The board unanimously voted at a special teleconference meeting to award the contract to the lowest bidder, River City Construction LLC of East Peoria, Ill.
The bidding opened July 18, said Kathy Mangels, vice president of finance and administration with the university. Six bids were received, and she said four were within $650,000 of each other.
Based on the lowest bid, she said the total project cost would be just short of $25 million -- higher than the university expected. She said architects and engineers that have been working with the university since the project began last October explained that costs for certain materials had escalated, resulting in a higher cost.
The board in February approved issuing bonds to finance the project. Mangels said the total funding from those bonds was about $23.6 million, leaving a shortfall of about $1.4 million.

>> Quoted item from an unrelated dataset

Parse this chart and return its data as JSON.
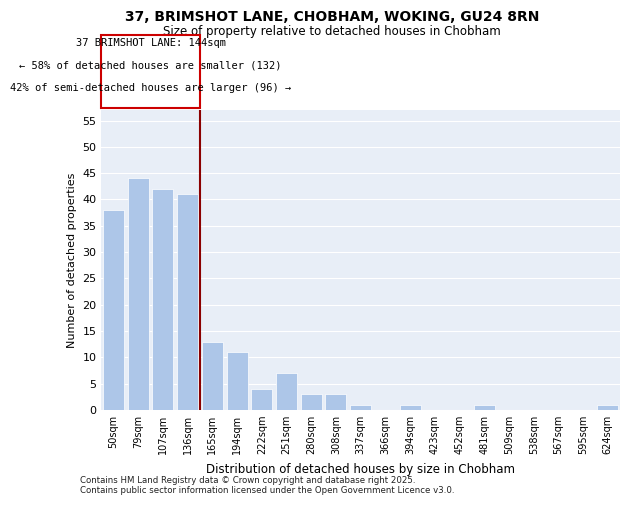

The university has done "value engineering," she said, to cut costs and keep the project within budget. Mangels said meetings also have been held with the architects and River City Construction to come up with more cost-cutting ideas.
The university will cover the remaining shortfall by using funding from previous construction projects that were completed under budget, Mangels said. These sources total $3.5 million, she said, which would cover the shortfall and allow for an 8.5 percent project contingency.
Mangels said she believes River City Construction, which has in the past performed renovations for the university, has a full understanding of the project and will not experience any major problems in construction.
"They did renovations for Magill Hall, so they've worked with aggressive time frames and are familiar with doing work while keeping part of the building open," she said. "I feel comforted that we've really gone through a lengthy value engineering process and the contractor can meet the time frame and do quality work."
Mangels also said the construction company will subcontract work such as painting and paving to local contractors.
Once the expansion is finished, the 93,745-square-foot, three-story building will house enough space for 184 beds, a dining space that seats 120 people, 13 faculty offices and studios for art and dance. The university hopes to have the project finished by July or August of 2014.